Si echamos un vistazo a los datos del año pasado, la llegada de turistas al Caribe descendió hasta los 29,9 millones de personas (-2,3%), con especial incidencia en el mercado estadounidense (-6,3%). Lo mismo sucedió con el gasto (-1%) y la ocupación, que se quedó en un 65% en 2018 frente al 66% del año anterior pese a la menor actividad de huracanes en la región. No obstante, los ingresos por habitación aguantaron el tipo gracias al aumento de los precios, según los datos de la patronal Caribbean Hotel & Tourism Association.

Pero esos 'elevados' precios tienen los días contados, como advierten desde la industria hotelera. Todo sea por recuperar la demanda perdida y convertir al Caribe en un destino más atractivo frente a sus competidores. Si ponemos el foco en la evolución de los turistas europeos en los primeros meses del año, Cuba se lleva la peor parte (-8,8%), seguida de cerca por Trinidad y Tobago (-7,9%) o República Dominicana (-4,3%). No ocurre lo mismo con la llegada de estadounidenses, que se ha recuperado en 2019 y compensa la balanza a favor de las playas caribeñas.

Evolución del turismo en el Caribe. (Fuente: Caribbean Hotel and Tourism Association)
Evolución del turismo en el Caribe. (Fuente: Caribbean Hotel and Tourism Association)

Adiós a Cancún y Puerto Rico

Algunas hoteleras españolas han optado por salir de mercados como Puerto Rico. Es el caso de Meliá, que ha vendido su único establecimiento en el país (hoy rebautizado como The Resort at Coco Beach), a Hyatt Affiliated Hotel por un importe de 64 millones de euros. Según la cadena balear, se trata de una mera desinversión de activo no estratégico para avanzar hacia un modelo basado en los contratos de gestión hotelera.

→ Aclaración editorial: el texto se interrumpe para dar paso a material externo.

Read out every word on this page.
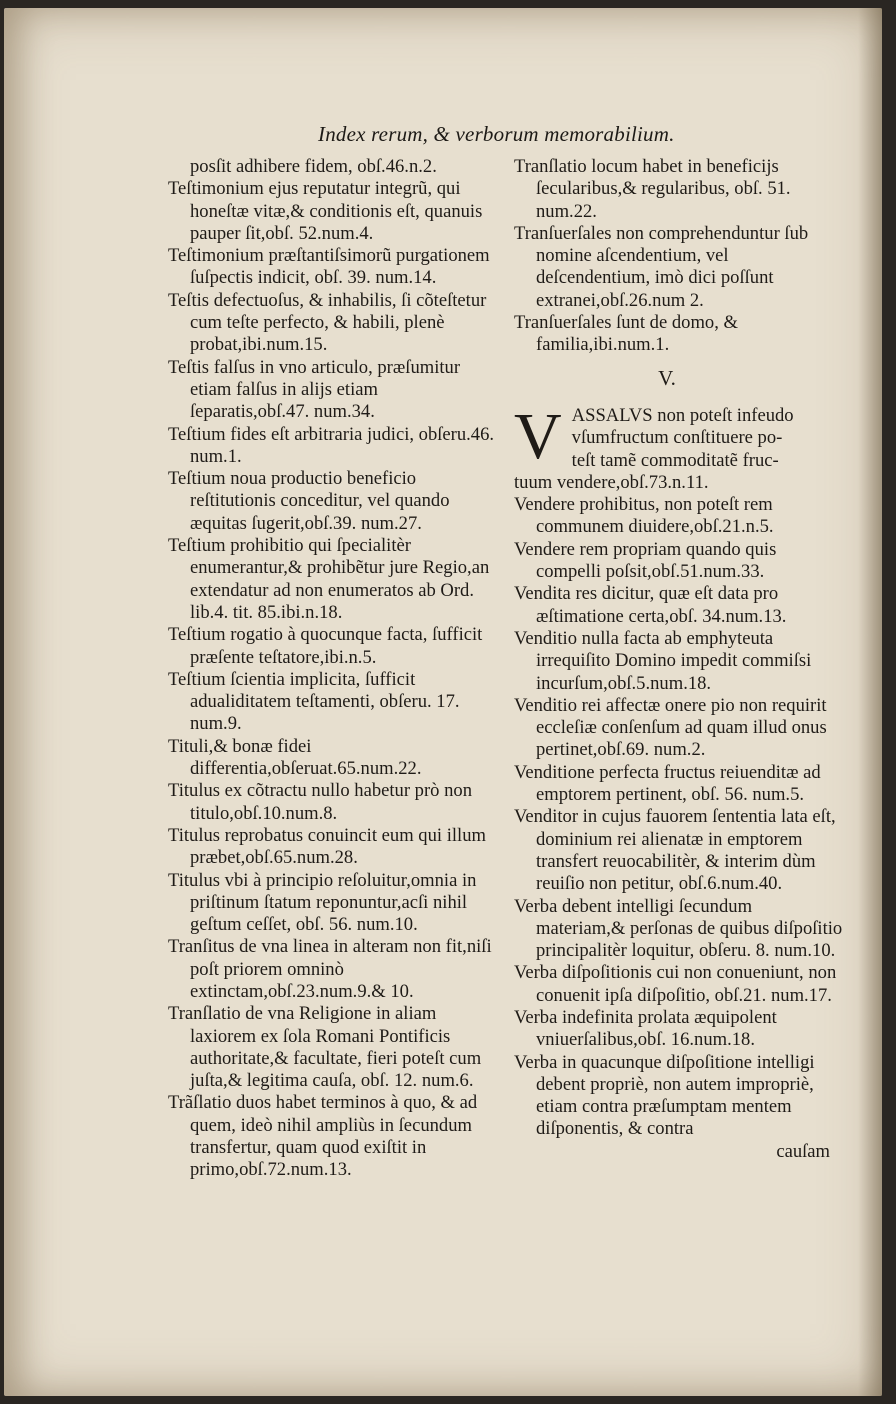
Index rerum, & verborum memorabilium.
posſit adhibere fidem, obſ.46.n.2.
Teſtimonium ejus reputatur integrũ, qui honeſtæ vitæ,& conditionis eſt, quanuis pauper ſit,obſ. 52.num.4.
Teſtimonium præſtantiſsimorũ purgationem ſuſpectis indicit, obſ. 39. num.14.
Teſtis defectuoſus, & inhabilis, ſi cõteſtetur cum teſte perfecto, & habili, plenè probat,ibi.num.15.
Teſtis falſus in vno articulo, præſumitur etiam falſus in alijs etiam ſeparatis,obſ.47. num.34.
Teſtium fides eſt arbitraria judici, obſeru.46. num.1.
Teſtium noua productio beneficio reſtitutionis conceditur, vel quando æquitas ſugerit,obſ.39. num.27.
Teſtium prohibitio qui ſpecialitèr enumerantur,& prohibẽtur jure Regio,an extendatur ad non enumeratos ab Ord. lib.4. tit. 85.ibi.n.18.
Teſtium rogatio à quocunque facta, ſufficit præſente teſtatore,ibi.n.5.
Teſtium ſcientia implicita, ſufficit adualiditatem teſtamenti, obſeru. 17. num.9.
Tituli,& bonæ fidei differentia,obſeruat.65.num.22.
Titulus ex cõtractu nullo habetur prò non titulo,obſ.10.num.8.
Titulus reprobatus conuincit eum qui illum præbet,obſ.65.num.28.
Titulus vbi à principio reſoluitur,omnia in priſtinum ſtatum reponuntur,acſi nihil geſtum ceſſet, obſ. 56. num.10.
Tranſitus de vna linea in alteram non fit,niſi poſt priorem omninò extinctam,obſ.23.num.9.& 10.
Tranſlatio de vna Religione in aliam laxiorem ex ſola Romani Pontificis authoritate,& facultate, fieri poteſt cum juſta,& legitima cauſa, obſ. 12. num.6.
Trãſlatio duos habet terminos à quo, & ad quem, ideò nihil ampliùs in ſecundum transfertur, quam quod exiſtit in primo,obſ.72.num.13.
Tranſlatio locum habet in beneficijs ſecularibus,& regularibus, obſ. 51. num.22.
Tranſuerſales non comprehenduntur ſub nomine aſcendentium, vel deſcendentium, imò dici poſſunt extranei,obſ.26.num 2.
Tranſuerſales ſunt de domo, & familia,ibi.num.1.
V.
V ASSALVS non poteſt infeudo
vſumfructum conſtituere po-
teſt tamẽ commoditatẽ fruc-
tuum vendere,obſ.73.n.11.
Vendere prohibitus, non poteſt rem communem diuidere,obſ.21.n.5.
Vendere rem propriam quando quis compelli poſsit,obſ.51.num.33.
Vendita res dicitur, quæ eſt data pro æſtimatione certa,obſ. 34.num.13.
Venditio nulla facta ab emphyteuta irrequiſito Domino impedit commiſsi incurſum,obſ.5.num.18.
Venditio rei affectæ onere pio non requirit eccleſiæ conſenſum ad quam illud onus pertinet,obſ.69. num.2.
Venditione perfecta fructus reiuenditæ ad emptorem pertinent, obſ. 56. num.5.
Venditor in cujus fauorem ſententia lata eſt, dominium rei alienatæ in emptorem transfert reuocabilitèr, & interim dùm reuiſio non petitur, obſ.6.num.40.
Verba debent intelligi ſecundum materiam,& perſonas de quibus diſpoſitio principalitèr loquitur, obſeru. 8. num.10.
Verba diſpoſitionis cui non conueniunt, non conuenit ipſa diſpoſitio, obſ.21. num.17.
Verba indefinita prolata æquipolent vniuerſalibus,obſ. 16.num.18.
Verba in quacunque diſpoſitione intelligi debent propriè, non autem impropriè, etiam contra præſumptam mentem diſponentis, & contra
cauſam
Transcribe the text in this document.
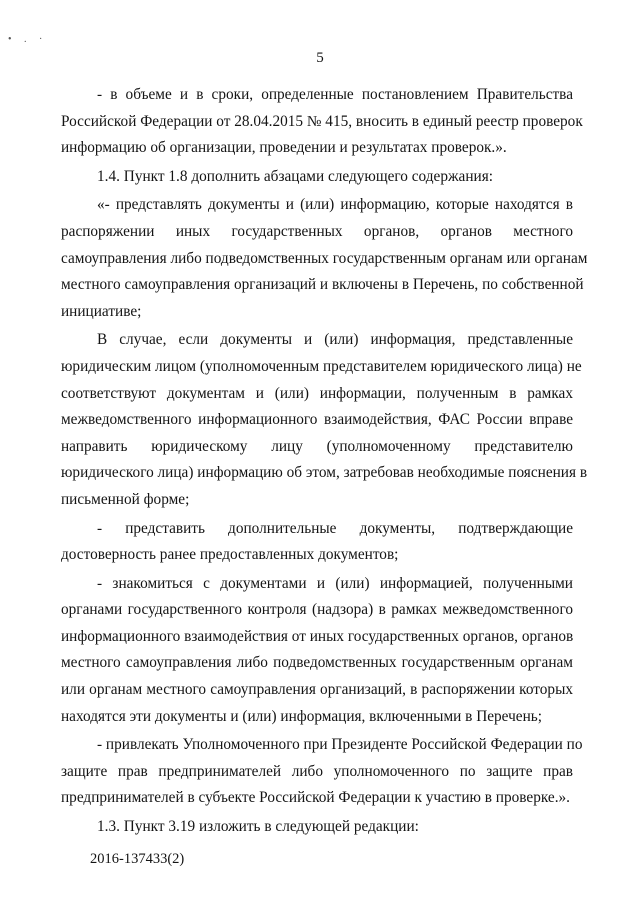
• . ·
5
- в объеме и в сроки, определенные постановлением Правительства
Российской Федерации от 28.04.2015 № 415, вносить в единый реестр проверок
информацию об организации, проведении и результатах проверок.».
1.4. Пункт 1.8 дополнить абзацами следующего содержания:
«- представлять документы и (или) информацию, которые находятся в
распоряжении иных государственных органов, органов местного
самоуправления либо подведомственных государственным органам или органам
местного самоуправления организаций и включены в Перечень, по собственной
инициативе;
В случае, если документы и (или) информация, представленные
юридическим лицом (уполномоченным представителем юридического лица) не
соответствуют документам и (или) информации, полученным в рамках
межведомственного информационного взаимодействия, ФАС России вправе
направить юридическому лицу (уполномоченному представителю
юридического лица) информацию об этом, затребовав необходимые пояснения в
письменной форме;
- представить дополнительные документы, подтверждающие
достоверность ранее предоставленных документов;
- знакомиться с документами и (или) информацией, полученными
органами государственного контроля (надзора) в рамках межведомственного
информационного взаимодействия от иных государственных органов, органов
местного самоуправления либо подведомственных государственным органам
или органам местного самоуправления организаций, в распоряжении которых
находятся эти документы и (или) информация, включенными в Перечень;
- привлекать Уполномоченного при Президенте Российской Федерации по
защите прав предпринимателей либо уполномоченного по защите прав
предпринимателей в субъекте Российской Федерации к участию в проверке.».
1.3. Пункт 3.19 изложить в следующей редакции:
2016-137433(2)
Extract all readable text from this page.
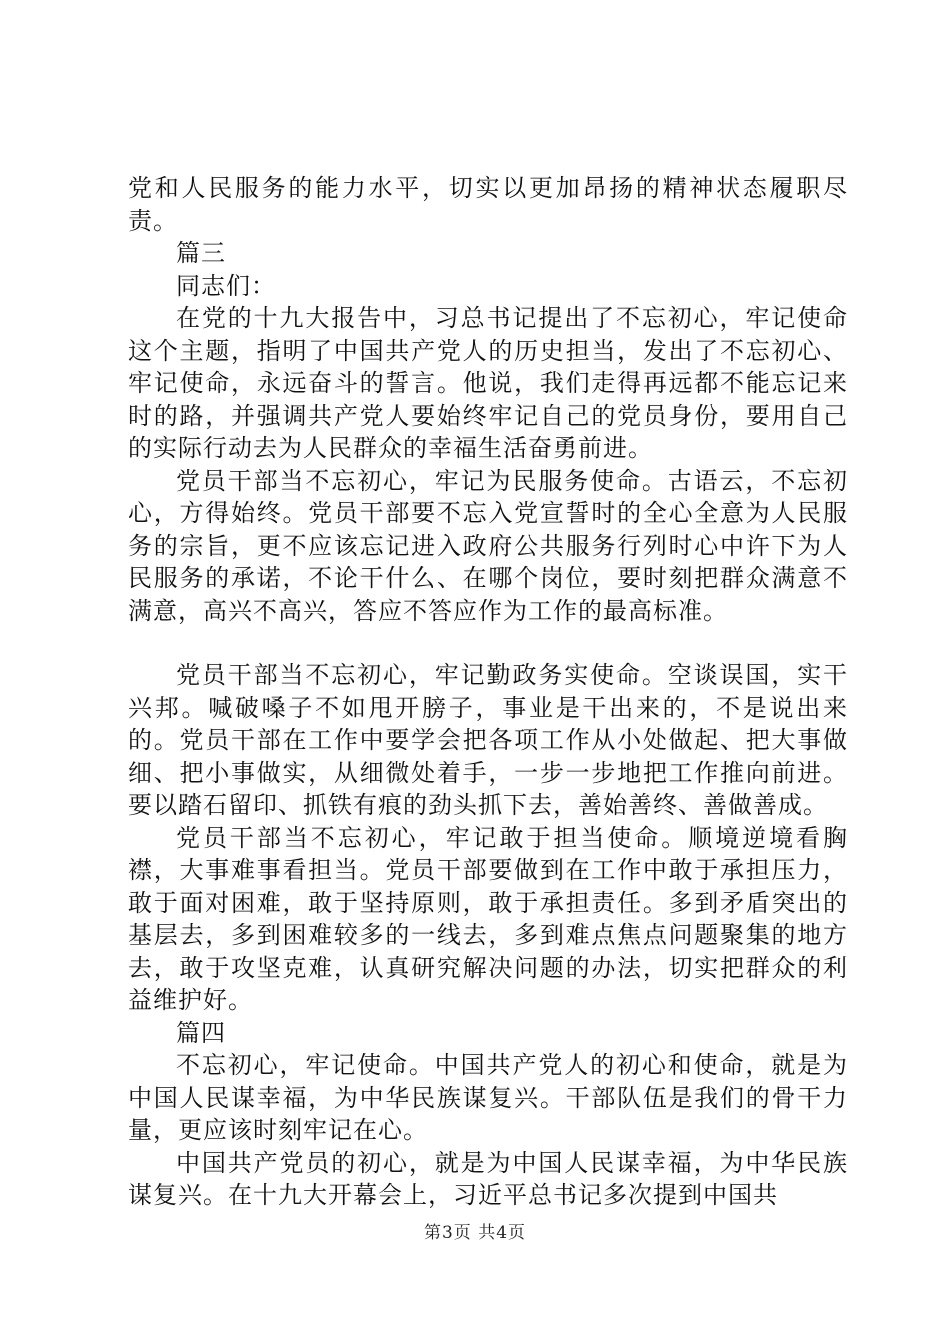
党和人民服务的能力水平，切实以更加昂扬的精神状态履职尽责。

篇三

同志们：

在党的十九大报告中，习总书记提出了不忘初心，牢记使命这个主题，指明了中国共产党人的历史担当，发出了不忘初心、牢记使命，永远奋斗的誓言。他说，我们走得再远都不能忘记来时的路，并强调共产党人要始终牢记自己的党员身份，要用自己的实际行动去为人民群众的幸福生活奋勇前进。

党员干部当不忘初心，牢记为民服务使命。古语云，不忘初心，方得始终。党员干部要不忘入党宣誓时的全心全意为人民服务的宗旨，更不应该忘记进入政府公共服务行列时心中许下为人民服务的承诺，不论干什么、在哪个岗位，要时刻把群众满意不满意，高兴不高兴，答应不答应作为工作的最高标准。

党员干部当不忘初心，牢记勤政务实使命。空谈误国，实干兴邦。喊破嗓子不如甩开膀子，事业是干出来的，不是说出来的。党员干部在工作中要学会把各项工作从小处做起、把大事做细、把小事做实，从细微处着手，一步一步地把工作推向前进。要以踏石留印、抓铁有痕的劲头抓下去，善始善终、善做善成。

党员干部当不忘初心，牢记敢于担当使命。顺境逆境看胸襟，大事难事看担当。党员干部要做到在工作中敢于承担压力，敢于面对困难，敢于坚持原则，敢于承担责任。多到矛盾突出的基层去，多到困难较多的一线去，多到难点焦点问题聚集的地方去，敢于攻坚克难，认真研究解决问题的办法，切实把群众的利益维护好。

篇四

不忘初心，牢记使命。中国共产党人的初心和使命，就是为中国人民谋幸福，为中华民族谋复兴。干部队伍是我们的骨干力量，更应该时刻牢记在心。

中国共产党员的初心，就是为中国人民谋幸福，为中华民族谋复兴。在十九大开幕会上，习近平总书记多次提到中国共

第3页 共4页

Caso distinto es el de Globalia, decidida a duplicar el número de hoteles bajo la marca Be Live en destinos como Panamá, Cartagena, Lima, Buenos Aires, Iguazú o Asunción, aprovechando que su aerolínea Air Europa ya vuela a todos ellos. Pero entretanto ha tenido que lidiar con su desembarco fallido en Cancún (México), donde abandonará la gestión del alojamiento de cinco estrellas que había firmado el año pasado. El dueño del hotel no cumple con las expectativas de la empresa capitaneada por Javier Hidalgo porque no ha invertido la cantidad a la que se había comprometido.